Conference Coverage

Simplified SYNTAX holds promise, but still has doubters



– A simplified version of the SYNTAX score for coronary artery disease complexity strongly correlated with the unmodified SYNTAX score and could make it easier for cardiologists to employ it in everyday practice. The modified version can be easily memorized and has simplified values that a clinician can calculate and use to determine an appropriate treatment without breaking their work flow to consult a computerized system.

Dr. Sonya Burgess interventional cardiologist at the University of New South Wales. Jim Kling/MDedge News

Dr. Sonya Burgess

“It’s primarily simplifying the values for the location of the lesions that has allowed it to be more memorizable. That does make it a slightly blunter tool, but only slightly,” said Sonya Burgess, MBCHB, during a presentation at the Transcatheter Cardiovascular Therapeutics annual meeting. Dr. Burgess is an interventional cardiologist at the University of New South Wales, Sydney.

In common practice, SYNTAX scores often go uncalculated because of their complexity, despite guidelines that recommend it. “My guess might be that 1 in every 10 [cardiologists] do it, and that’s not right for our patients,” said Dr. Burgess.

Others at the session agreed that SYNTAX is underutilized, but not all agreed with Dr. Burgess’ solution. Notable among the attendees was Patrick Serruys, MD, of Erasmus University, Rotterdam, the Netherlands, who originally published the SYNTAX system. He doesn’t like the idea of simplifying SYNTAX, based in part on previous experience. “About 10 years ago, Boston Scientific found the score too difficult and they wanted to simplify it, but the score completely lost its prognostic value. I was very emotional about that and I said, ‘no, we have to keep all of the components until we understand [the risk factors] much better,’ ” said Dr. Serruys.

But Dr. Burgess argued that the simplified system, which she and her coinvestigators created, makes concessions to the realities of an interventional cardiology suite. To obtain a standard SYNTAX score, “they have to stop doing something or rebook something, or there’s a lesion there that they just want to treat. [With the simplified score], at least before they go on to treat that lesion, they don’t have to take their gowns and gloves off. You can even have a card hanging on the bar [to refer to].” Dr. Burgess did not provide details of the system.
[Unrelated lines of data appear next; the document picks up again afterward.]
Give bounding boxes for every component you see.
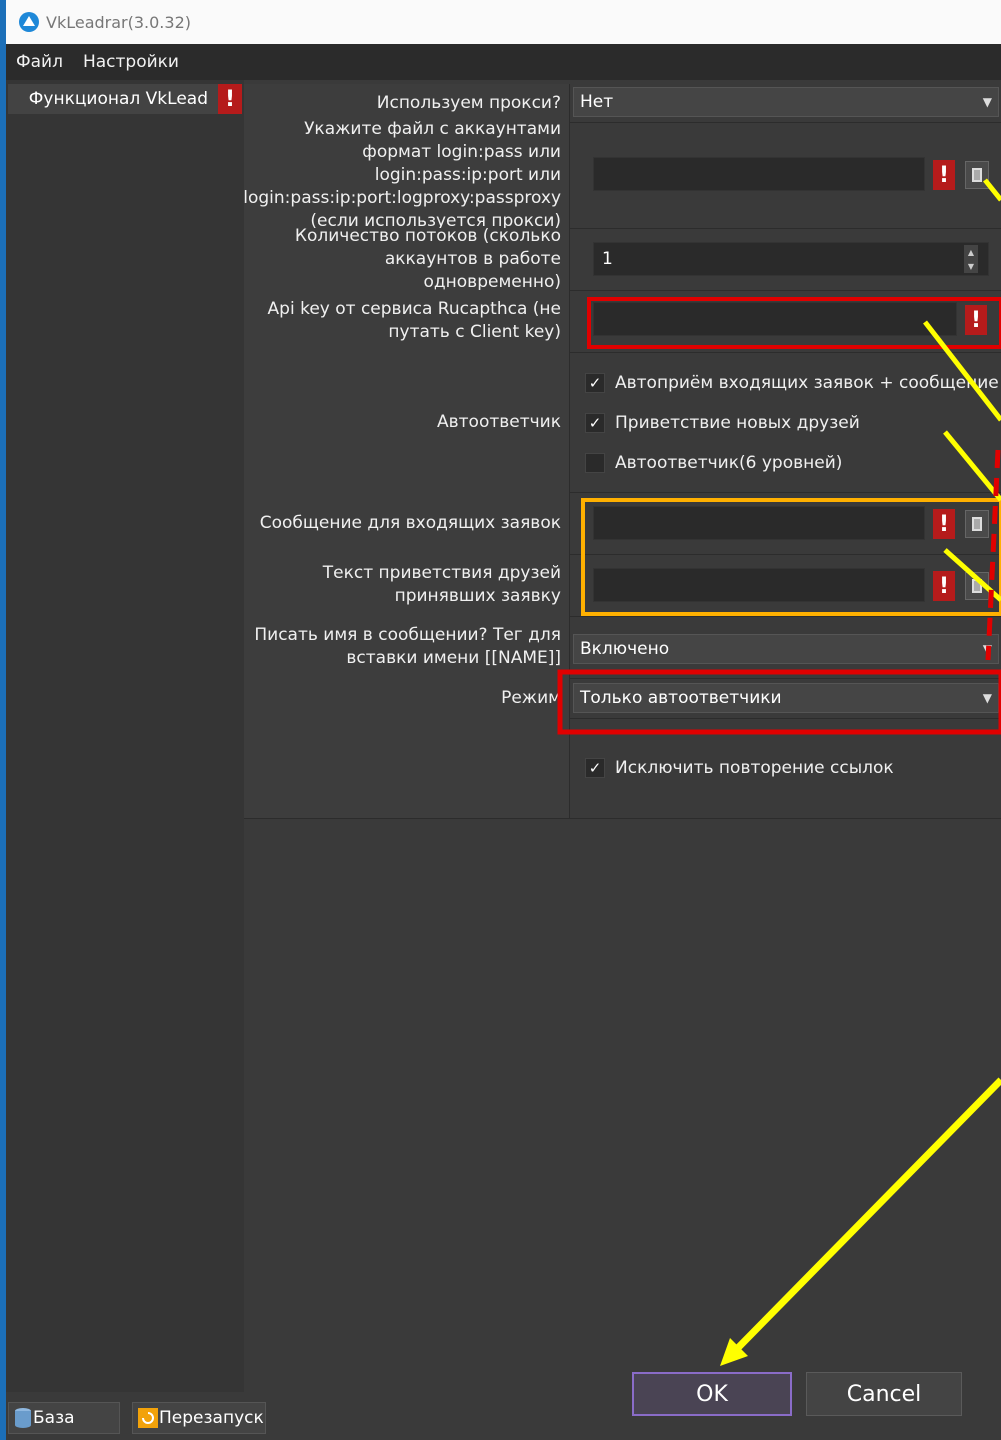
row-accounts-file: Укажите файл с аккаунтами формат login:p…: [243, 119, 1001, 231]
checkbox-exclude-links[interactable]: ✓: [585, 758, 605, 778]
row-mode: Режим Только автоответчики ▼: [244, 678, 1001, 719]
folder-icon[interactable]: [965, 510, 989, 538]
exclamation-icon: !: [933, 509, 955, 539]
restart-icon: [138, 1408, 158, 1428]
write-name-label: Писать имя в сообщении? Тег для вставки …: [244, 616, 570, 678]
left-panel: Функционал VkLead !: [6, 80, 244, 1392]
left-item-vklead[interactable]: Функционал VkLead !: [8, 84, 242, 114]
incoming-message-label: Сообщение для входящих заявок: [244, 492, 570, 554]
exclude-links-empty-label: [244, 718, 570, 818]
threads-value: 1: [602, 249, 613, 269]
menu-settings[interactable]: Настройки: [73, 52, 189, 72]
title-bar: VkLeadrar(3.0.32): [6, 0, 1001, 44]
incoming-message-input[interactable]: [593, 506, 925, 540]
exclamation-icon: !: [218, 84, 242, 114]
window-title: VkLeadrar(3.0.32): [46, 12, 191, 32]
row-api-key: Api key от сервиса Rucapthca (не путать …: [244, 290, 1001, 353]
api-key-input[interactable]: [593, 302, 957, 336]
spin-arrows-icon[interactable]: ▲ ▼: [964, 245, 978, 273]
row-greeting-text: Текст приветствия друзей принявших заявк…: [244, 554, 1001, 617]
proxy-label: Используем прокси?: [244, 84, 570, 122]
threads-label: Количество потоков (сколько аккаунтов в …: [244, 226, 570, 292]
threads-spinbox[interactable]: 1 ▲ ▼: [593, 242, 989, 276]
row-write-name: Писать имя в сообщении? Тег для вставки …: [244, 616, 1001, 679]
chevron-down-icon: ▼: [982, 691, 992, 705]
exclamation-icon: !: [933, 571, 955, 601]
exclamation-icon: !: [965, 305, 987, 335]
proxy-select-value: Нет: [580, 92, 614, 112]
autoresponder-label: Автоответчик: [244, 352, 570, 492]
write-name-select-value: Включено: [580, 639, 670, 659]
option-exclude-links-label: Исключить повторение ссылок: [615, 758, 894, 778]
chevron-down-icon: ▼: [982, 642, 992, 656]
ok-button[interactable]: OK: [632, 1372, 792, 1416]
option-greet-friends-label: Приветствие новых друзей: [615, 413, 860, 433]
mode-select-value: Только автоответчики: [580, 688, 782, 708]
proxy-select[interactable]: Нет ▼: [573, 87, 999, 117]
row-autoresponder: Автоответчик ✓ Автоприём входящих заявок…: [244, 352, 1001, 493]
left-item-label: Функционал VkLead: [28, 89, 208, 109]
row-incoming-message: Сообщение для входящих заявок !: [244, 492, 1001, 555]
cancel-button[interactable]: Cancel: [806, 1372, 962, 1416]
menu-file[interactable]: Файл: [6, 52, 73, 72]
folder-icon[interactable]: [965, 161, 989, 189]
settings-form: Используем прокси? Нет ▼ Укажите файл с …: [243, 84, 1001, 1392]
option-autoresponder-6-label: Автоответчик(6 уровней): [615, 453, 843, 473]
app-logo-icon: [19, 12, 39, 32]
restart-button-label: Перезапуск: [159, 1408, 264, 1428]
option-exclude-links[interactable]: ✓ Исключить повторение ссылок: [585, 758, 894, 778]
base-button-label: База: [33, 1408, 75, 1428]
menu-bar: Файл Настройки: [6, 44, 1001, 80]
base-button[interactable]: База: [8, 1402, 120, 1434]
exclamation-icon: !: [933, 160, 955, 190]
row-threads: Количество потоков (сколько аккаунтов в …: [244, 226, 1001, 292]
mode-label: Режим: [244, 678, 570, 718]
chevron-down-icon: ▼: [982, 95, 992, 109]
greeting-text-input[interactable]: [593, 568, 925, 602]
write-name-select[interactable]: Включено ▼: [573, 634, 999, 664]
accounts-file-label: Укажите файл с аккаунтами формат login:p…: [243, 119, 570, 231]
checkbox-autoresponder-6[interactable]: [585, 453, 605, 473]
database-icon: [15, 1408, 31, 1428]
option-auto-accept[interactable]: ✓ Автоприём входящих заявок + сообщение: [585, 373, 999, 393]
dialog-buttons: OK Cancel: [614, 1358, 966, 1422]
folder-icon[interactable]: [965, 572, 989, 600]
checkbox-auto-accept[interactable]: ✓: [585, 373, 605, 393]
option-autoresponder-6[interactable]: Автоответчик(6 уровней): [585, 453, 842, 473]
option-auto-accept-label: Автоприём входящих заявок + сообщение: [615, 373, 999, 393]
checkbox-greet-friends[interactable]: ✓: [585, 413, 605, 433]
api-key-label: Api key от сервиса Rucapthca (не путать …: [244, 290, 570, 352]
accounts-file-input[interactable]: [593, 157, 925, 191]
greeting-text-label: Текст приветствия друзей принявших заявк…: [244, 554, 570, 616]
row-exclude-links: ✓ Исключить повторение ссылок: [244, 718, 1001, 819]
option-greet-friends[interactable]: ✓ Приветствие новых друзей: [585, 413, 860, 433]
mode-select[interactable]: Только автоответчики ▼: [573, 683, 999, 713]
restart-button[interactable]: Перезапуск: [132, 1402, 266, 1434]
Courtesy Cardiovascular Research Foundation

Dr. Patrick Serruys

Dr. Serruys agreed with the source of the problem. “Dr. Burgess is right, it is somewhat demanding,” he allowed, but he also called on clinicians to consider the needs of the patient, even going so far as picturing the patient as a family member. “People complain that doing the SYNTAX is on average 7 minutes, with a standard deviation of 7, so you could work 15 minutes just looking at film. But when you think that the future of your father or brother is depending on the surgeon and the cardiologist looking carefully, I find the argument absolutely obnoxious,” said Dr. Serruys at the meeting sponsored by the Cardiovascular Research Foundation.

Rather than simplification, he stresses teamwork. With at least three people looking at the angiogram, the results are consistent and useful. “You look at the film with the trainees, and that’s how they learn. Never do a SYNTAX score alone,” said Dr. Serruys.

To assess the simplified SYNTAX score, the researchers conducted a retrospective assessment of both the SYNTAX score and the simplified SYNTAX score in 617 patients who had multivessel disease. They performed both assessments in subgroups of patients with 169 patients with ST-segment elevation MI, 78 patients with chronic total occlusion, and 113 patients with left main coronary artery (LMCA) stenosis. They used a 100-patient derivation cohort to determine cutoffs for patients who would not be suitable for percutaneous coronary intervention. They also looked at the accuracy of the simplified version compared with standard SYNTAX in 517 patients from five tertiary centers.

The Spearman’s rho value was 0.93 overall and at least 0.91 for all subgroups (P less than .001 for all). In patients with LMCA stenosis, the simplified version had a sensitivity of 100%, specificity of 85%, negative predictive of 100%, and an area under the curve of 1.0 (P less than .001). For patients with multivessel disease and no LMCA stenosis, the values were 98%, 82%, 99%, and 0.971, respectively (P less than .001).

Dr. Burgess and Dr. Serruys reported no financial conflicts of interest.